For more information about Rare Disease Day in the U.S., go to www.rarediseaseday.us. For information about global activities, go to www.rarediseaseday.org. To search for information about rare diseases, visit NORD’s website, www.rarediseases.org.
Ra Pharma is developing RA101495 for paroxysmal nocturnal hemoglobinuria (PNH), refractory generalized myasthenia gravis (rMG), and lupus nephritis (LN). The product is designed for convenient, subcutaneous self-administration. RA101495 is a synthetic, macrocyclic peptide discovered using Ra Pharma’s powerful proprietary drug discovery technology. The peptide binds complement C5 with subnanomolar affinity and allosterically inhibits its cleavage into C5a and C5b upon activation of the classical, alternative or lectin pathways. RA101495 also directly binds to C5b, disrupting the interaction between C5b and C6 and preventing assembly of the membrane attack complex (MAC). This activity defines an additional and novel mechanism for the inhibition of C5 function. In Phase 1 studies, dosing of RA101495 was well tolerated in healthy volunteers and demonstrated sustained and near complete suppression of hemolysis and complement activity.
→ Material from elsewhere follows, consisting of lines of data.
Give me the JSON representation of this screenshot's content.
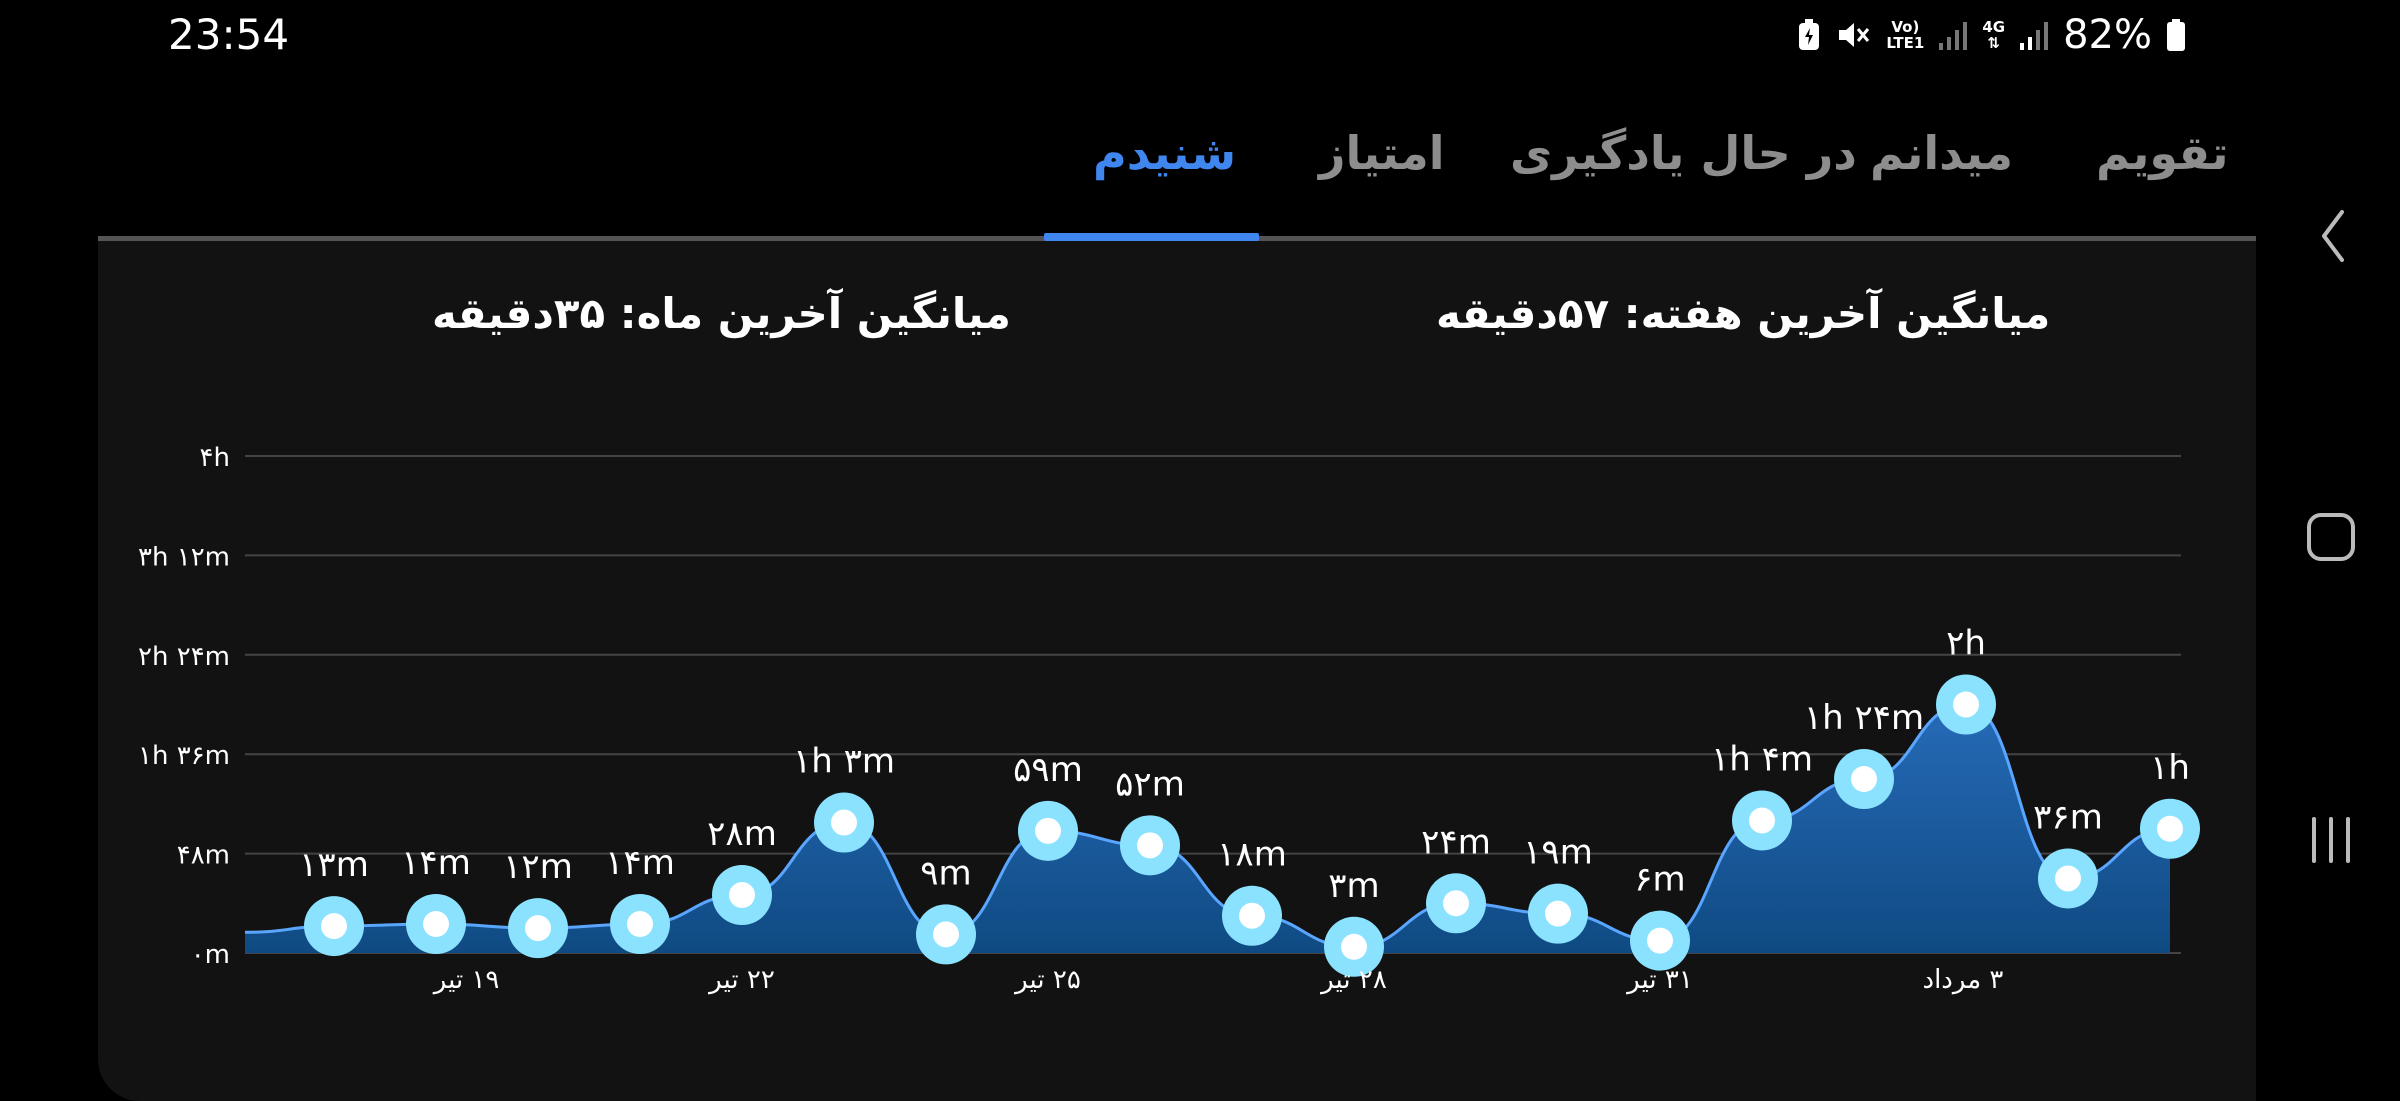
{
  "status_bar": {
    "time": "23:54",
    "network_top": "Vo)",
    "network_bottom": "LTE1",
    "network_4g": "4G",
    "battery_percent": "82%",
    "icons": [
      "battery-saver-icon",
      "mute-icon",
      "volte-icon",
      "signal-icon",
      "4g-icon",
      "signal-icon",
      "battery-icon"
    ]
  },
  "tabs": [
    {
      "label": "تقویم",
      "active": false
    },
    {
      "label": "میدانم",
      "active": false
    },
    {
      "label": "در حال یادگیری",
      "active": false
    },
    {
      "label": "امتیاز",
      "active": false
    },
    {
      "label": "شنیدم",
      "active": true
    }
  ],
  "summary": {
    "week_average": "میانگین آخرین هفته: ۵۷دقیقه",
    "month_average": "میانگین آخرین ماه: ۳۵دقیقه"
  },
  "colors": {
    "accent": "#3f86ee",
    "point_outer": "#8ae2ff",
    "area_top": "#3d8bee",
    "area_bottom": "#0f4a82"
  },
  "chart_data": {
    "type": "area",
    "unit": "minutes",
    "ylim": [
      0,
      240
    ],
    "y_ticks": [
      {
        "value": 0,
        "label": "۰m"
      },
      {
        "value": 48,
        "label": "۴۸m"
      },
      {
        "value": 96,
        "label": "۱h ۳۶m"
      },
      {
        "value": 144,
        "label": "۲h ۲۴m"
      },
      {
        "value": 192,
        "label": "۳h ۱۲m"
      },
      {
        "value": 240,
        "label": "۴h"
      }
    ],
    "x_tick_labels": [
      {
        "index": 1.3,
        "label": "۱۹ تیر"
      },
      {
        "index": 4,
        "label": "۲۲ تیر"
      },
      {
        "index": 7,
        "label": "۲۵ تیر"
      },
      {
        "index": 10,
        "label": "۲۸ تیر"
      },
      {
        "index": 13,
        "label": "۳۱ تیر"
      },
      {
        "index": 15.97,
        "label": "۳ مرداد"
      }
    ],
    "grid": true,
    "leading_value": 10,
    "points": [
      {
        "value": 13,
        "label": "۱۳m"
      },
      {
        "value": 14,
        "label": "۱۴m"
      },
      {
        "value": 12,
        "label": "۱۲m"
      },
      {
        "value": 14,
        "label": "۱۴m"
      },
      {
        "value": 28,
        "label": "۲۸m"
      },
      {
        "value": 63,
        "label": "۱h ۳m"
      },
      {
        "value": 9,
        "label": "۹m"
      },
      {
        "value": 59,
        "label": "۵۹m"
      },
      {
        "value": 52,
        "label": "۵۲m"
      },
      {
        "value": 18,
        "label": "۱۸m"
      },
      {
        "value": 3,
        "label": "۳m"
      },
      {
        "value": 24,
        "label": "۲۴m"
      },
      {
        "value": 19,
        "label": "۱۹m"
      },
      {
        "value": 6,
        "label": "۶m"
      },
      {
        "value": 64,
        "label": "۱h ۴m"
      },
      {
        "value": 84,
        "label": "۱h ۲۴m"
      },
      {
        "value": 120,
        "label": "۲h"
      },
      {
        "value": 36,
        "label": "۳۶m"
      },
      {
        "value": 60,
        "label": "۱h"
      }
    ]
  }
}
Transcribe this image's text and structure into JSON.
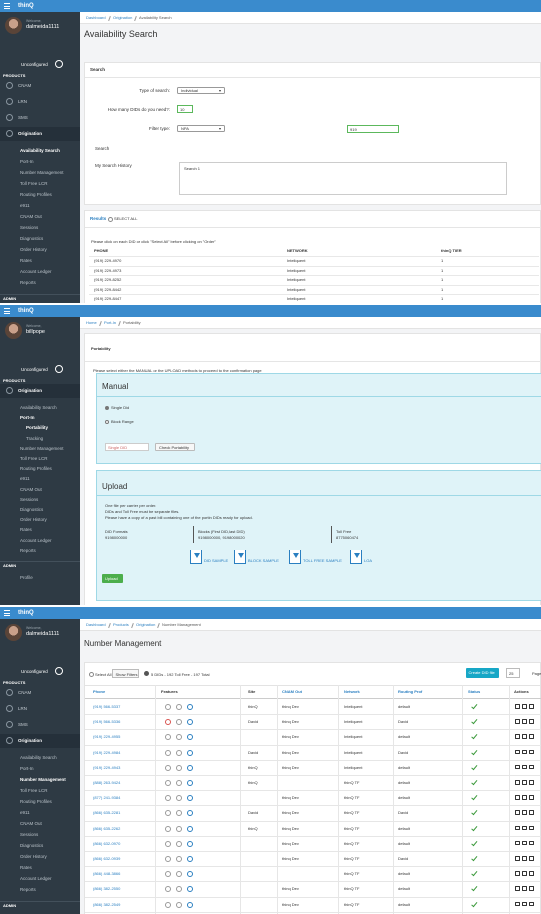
{
  "panels": [
    {
      "topbar": {
        "brand": "thinQ"
      },
      "sidebar": {
        "welcome": "Welcome,",
        "user": "dalmeida1111",
        "status": "Unconfigured",
        "section": "PRODUCTS",
        "menu": [
          "CNAM",
          "LRN",
          "SMS",
          "Origination"
        ],
        "submenu": [
          {
            "label": "Availability Search"
          },
          {
            "label": "Port-In"
          },
          {
            "label": "Number Management"
          },
          {
            "label": "Toll Free LCR"
          },
          {
            "label": "Routing Profiles"
          },
          {
            "label": "e911"
          },
          {
            "label": "CNAM Out"
          },
          {
            "label": "Sessions"
          },
          {
            "label": "Diagnostics"
          },
          {
            "label": "Order History"
          },
          {
            "label": "Rates"
          },
          {
            "label": "Account Ledger"
          },
          {
            "label": "Reports"
          }
        ],
        "admin": "ADMIN"
      },
      "breadcrumb": [
        "Dashboard",
        "Origination",
        "Availability Search"
      ],
      "title": "Availability Search",
      "search": {
        "header": "Search",
        "type_label": "Type of search:",
        "type_value": "Individual",
        "count_label": "How many DIDs do you need?:",
        "count_value": "10",
        "filter_label": "Filter type:",
        "filter_value": "NPA",
        "filter_input": "919",
        "search_label": "Search",
        "history_label": "My Search History",
        "history": [
          "Search 1"
        ]
      },
      "results": {
        "header": "Results",
        "select_all": "SELECT ALL",
        "instruction": "Please click on each DID or click \"Select All\" before clicking on \"Order\"",
        "columns": [
          "PHONE",
          "NETWORK",
          "thinQ TIER"
        ],
        "rows": [
          [
            "(919) 229-4970",
            "Inteliquent",
            "1"
          ],
          [
            "(919) 229-4973",
            "Inteliquent",
            "1"
          ],
          [
            "(919) 229-8252",
            "Inteliquent",
            "1"
          ],
          [
            "(919) 229-8442",
            "Inteliquent",
            "1"
          ],
          [
            "(919) 229-8447",
            "Inteliquent",
            "1"
          ]
        ]
      }
    },
    {
      "topbar": {
        "brand": "thinQ"
      },
      "sidebar": {
        "welcome": "Welcome,",
        "user": "billpope",
        "status": "Unconfigured",
        "section": "PRODUCTS",
        "menu": [
          "Origination"
        ],
        "submenu": [
          {
            "label": "Availability Search"
          },
          {
            "label": "Port-In",
            "items": [
              "Portability",
              "Tracking"
            ]
          },
          {
            "label": "Number Management"
          },
          {
            "label": "Toll Free LCR"
          },
          {
            "label": "Routing Profiles"
          },
          {
            "label": "e911"
          },
          {
            "label": "CNAM Out"
          },
          {
            "label": "Sessions"
          },
          {
            "label": "Diagnostics"
          },
          {
            "label": "Order History"
          },
          {
            "label": "Rates"
          },
          {
            "label": "Account Ledger"
          },
          {
            "label": "Reports"
          }
        ],
        "admin": "ADMIN",
        "profile": "Profile"
      },
      "breadcrumb": [
        "Home",
        "Port-In",
        "Portability"
      ],
      "portability": {
        "header": "Portability",
        "instruction": "Please select either the MANUAL or the UPLOAD methods to proceed to the confirmation page",
        "manual": {
          "title": "Manual",
          "options": [
            "Single Did",
            "Block Range"
          ],
          "placeholder": "Single DID",
          "button": "Check Portability"
        },
        "upload": {
          "title": "Upload",
          "notes": [
            "One file per carrier per order.",
            "DIDs and Toll Free must be separate files.",
            "Please have a copy of a past bill containing one of the portin DIDs ready for upload."
          ],
          "formats": [
            {
              "label": "DID Formats",
              "example": "9198000000"
            },
            {
              "label": "Blocks (First DID,last DID)",
              "example": "9198000000, 9198000020"
            },
            {
              "label": "Toll Free",
              "example": "8775060474"
            }
          ],
          "downloads": [
            "DID SAMPLE",
            "BLOCK SAMPLE",
            "TOLL FREE SAMPLE",
            "LOA"
          ],
          "button": "Upload"
        }
      }
    },
    {
      "topbar": {
        "brand": "thinQ"
      },
      "sidebar": {
        "welcome": "Welcome,",
        "user": "dalmeida1111",
        "status": "Unconfigured",
        "section": "PRODUCTS",
        "menu": [
          "CNAM",
          "LRN",
          "SMS",
          "Origination"
        ],
        "submenu": [
          {
            "label": "Availability Search"
          },
          {
            "label": "Port-In"
          },
          {
            "label": "Number Management"
          },
          {
            "label": "Toll Free LCR"
          },
          {
            "label": "Routing Profiles"
          },
          {
            "label": "e911"
          },
          {
            "label": "CNAM Out"
          },
          {
            "label": "Sessions"
          },
          {
            "label": "Diagnostics"
          },
          {
            "label": "Order History"
          },
          {
            "label": "Rates"
          },
          {
            "label": "Account Ledger"
          },
          {
            "label": "Reports"
          }
        ],
        "admin": "ADMIN"
      },
      "breadcrumb": [
        "Dashboard",
        "Products",
        "Origination",
        "Number Management"
      ],
      "title": "Number Management",
      "toolbar": {
        "select_all": "Select All",
        "filters": "Show Filters",
        "summary": "5 DIDs - 192 Toll Free - 197 Total",
        "create": "Create DID file",
        "per_page": "25",
        "page": "Page"
      },
      "table": {
        "columns": [
          "Phone",
          "Features",
          "Site",
          "CNAM Out",
          "Network",
          "Routing Prof",
          "Status",
          "Actions"
        ],
        "rows": [
          {
            "phone": "(919) 566-5337",
            "site": "thinQ",
            "cnam_out": "thinq Dev",
            "network": "Inteliquent",
            "routing": "default"
          },
          {
            "phone": "(919) 566-5336",
            "site": "David",
            "cnam_out": "thinq Dev",
            "network": "Inteliquent",
            "routing": "David"
          },
          {
            "phone": "(919) 229-4955",
            "site": null,
            "cnam_out": "thinq Dev",
            "network": "Inteliquent",
            "routing": "default"
          },
          {
            "phone": "(919) 229-4984",
            "site": "David",
            "cnam_out": "thinq Dev",
            "network": "Inteliquent",
            "routing": "David"
          },
          {
            "phone": "(919) 229-4943",
            "site": "thinQ",
            "cnam_out": "thinq Dev",
            "network": "Inteliquent",
            "routing": "default"
          },
          {
            "phone": "(888) 263-9424",
            "site": "thinQ",
            "cnam_out": null,
            "network": "thinQ TF",
            "routing": "default"
          },
          {
            "phone": "(877) 241-9384",
            "site": null,
            "cnam_out": "thinq Dev",
            "network": "thinQ TF",
            "routing": "default"
          },
          {
            "phone": "(866) 635-2281",
            "site": "David",
            "cnam_out": "thinq Dev",
            "network": "thinQ TF",
            "routing": "David"
          },
          {
            "phone": "(866) 635-2262",
            "site": "thinQ",
            "cnam_out": "thinq Dev",
            "network": "thinQ TF",
            "routing": "default"
          },
          {
            "phone": "(866) 632-0970",
            "site": null,
            "cnam_out": "thinq Dev",
            "network": "thinQ TF",
            "routing": "default"
          },
          {
            "phone": "(866) 632-0939",
            "site": null,
            "cnam_out": "thinq Dev",
            "network": "thinQ TF",
            "routing": "David"
          },
          {
            "phone": "(866) 448-3866",
            "site": null,
            "cnam_out": null,
            "network": "thinQ TF",
            "routing": "default"
          },
          {
            "phone": "(866) 382-2550",
            "site": null,
            "cnam_out": "thinq Dev",
            "network": "thinQ TF",
            "routing": "default"
          },
          {
            "phone": "(866) 382-2549",
            "site": null,
            "cnam_out": "thinq Dev",
            "network": "thinQ TF",
            "routing": "default"
          }
        ]
      }
    }
  ]
}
About the Extreme Diversity™ Platform
Ra Pharma’s proprietary Extreme Diversity™ mRNA display platform allows us to produce synthetic macrocyclic peptides that combine the diversity and specificity of antibodies with the pharmacological properties of small molecules. The platform generates highly specific and stable peptide-like molecules with the potential for greatly increased bioavailability, improved cell permeability, and the opportunity to address protein-protein interactions including previously undruggable targets. It can produce libraries of 10 to 100 trillion members, allowing for the rapid discovery of highly potent candidate molecules. The platform is being leveraged for our emerging pipeline projects in Factor D and C1.
About Ra Pharmaceuticals
Ra Pharmaceuticals is a clinical stage biopharmaceutical company focusing on the development of next-generation therapeutics for complement-mediated diseases. The Company discovers and develops peptides and small molecules to target key components of the complement cascade. For more information, please visit: www.rapharma.com.
Forward Looking Statement
This press release contains "forward-looking statements" within the meaning of the Private Securities Litigation Reform Act of 1995, including, but not limited to, statements regarding the safety, efficacy and regulatory and clinical progress of our product candidates, including RA101495. All such forward-looking statements are based on management's current expectations of future events and are subject to a number of risks and uncertainties that could cause actual results to differ materially and adversely from those set forth in or implied by such forward-looking statements. These risks and uncertainties include the risks that Ra Pharma’s product candidates, including RA101495, will not successfully be developed or commercialized; as well as the other factors discussed in the “Risk Factors” section in Ra Pharma’s most recently filed Quarterly Report on Form 10-Q, as well as other risks detailed in Ra Pharma’s subsequent filings with the Securities and Exchange Commission. There can be no assurance that the actual results or developments anticipated by Ra Pharma will be realized or, even if substantially realized, that they will have the expected consequences to, or effects on, Ra Pharma. All information in this press release is as of the date of the release, and Ra Pharma undertakes no duty to update this information unless required by law.